Besides his fascinating insights into the roots and origins of our language, in it, Chaucer gives us a glimpse into the odd nuances of daily life during the halcyon days of the High Middle Ages. He offers us a remarkably enlightened approach to the questions of medieval love, marriage, and family. He affords us a first-hand look at the contemporary sciences, especially astronomy, medicine, psychology, physics, and alchemy. He gives a chronicler’s account of the raging social, political, and theological issues of the time. He parodies the social oddities, exults in the cultural profundities, and scrutinizes the civic moralities of his times. He has a genius for capturing the quirks and nuances of ordinary life, the twists and turns of ordinary conversation, and the motivations and inclinations of ordinary people. He expands barnyard fables into cosmic comedies, he transforms old wives tales into morality plays, and he develops the tidbits of everyday gossip into observations of the universal human condition. He observed what everyone recognized and recognized what everyone observed. And that is precisely what made him so great.
Thus he painted a vivid portrait of an entire nation--an entire civilization--high and low, male and female, old and young, lay and clerical, learned and ignorant, rogue and righteous, land and sea, town and county, cosmopolitan and provincial--in some of the most beautiful descriptions even penned.
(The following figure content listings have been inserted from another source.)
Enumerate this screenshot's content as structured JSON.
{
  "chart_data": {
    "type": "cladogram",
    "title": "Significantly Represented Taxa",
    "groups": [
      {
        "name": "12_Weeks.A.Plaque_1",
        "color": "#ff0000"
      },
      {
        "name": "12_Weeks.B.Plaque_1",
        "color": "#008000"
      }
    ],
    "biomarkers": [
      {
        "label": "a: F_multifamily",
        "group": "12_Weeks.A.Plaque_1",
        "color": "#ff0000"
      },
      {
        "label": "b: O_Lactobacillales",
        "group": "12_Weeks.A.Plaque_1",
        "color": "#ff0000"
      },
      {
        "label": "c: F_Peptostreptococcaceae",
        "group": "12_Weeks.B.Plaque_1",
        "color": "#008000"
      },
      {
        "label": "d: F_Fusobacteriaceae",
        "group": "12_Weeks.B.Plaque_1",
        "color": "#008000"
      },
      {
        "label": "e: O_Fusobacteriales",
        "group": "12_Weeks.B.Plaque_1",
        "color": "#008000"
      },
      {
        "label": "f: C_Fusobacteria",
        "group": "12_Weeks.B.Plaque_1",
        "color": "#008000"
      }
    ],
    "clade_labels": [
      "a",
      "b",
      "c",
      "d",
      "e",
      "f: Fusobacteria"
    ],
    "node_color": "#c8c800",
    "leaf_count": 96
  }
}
On any given page you’ll find poetry, mythology, history, science, theology, practical ethics, biography, linguistics, art, geography, music, and philosophy--all rendered in a rollicking good story-line brimming over with mystery, adventure, romance, and good humor. And he did this in a language that was hardly usable until he used it; he did this for a nation that was hardly recognizable until he recognized it.
The Canterbury Tales is not a classic because some stuffy old professors in musty ivory towers decreed it so; it is a classic because it is classically good and vitally important. Almost two centuries before Shakespeare was born, Chaucer crafted an immortal work that should take a priority place in any Christian’s must-read list.
As G.K. Chesterton asserted, “The Poet is the Maker; he is the creator of a cosmos; and Chaucer is the creator of the whole world of his creatures. He made the pilgrimage; he made the pilgrims. He made all the tales told by the pilgrims. Out of him is all the golden pageantry and chivalry of the Knight’s Tale; all the rank and rowdy farce of the Miller’s. And he told all his tales in a sustained melodious verse, seldom so continuously prolonged in literature; in a style that sings from start to finish.”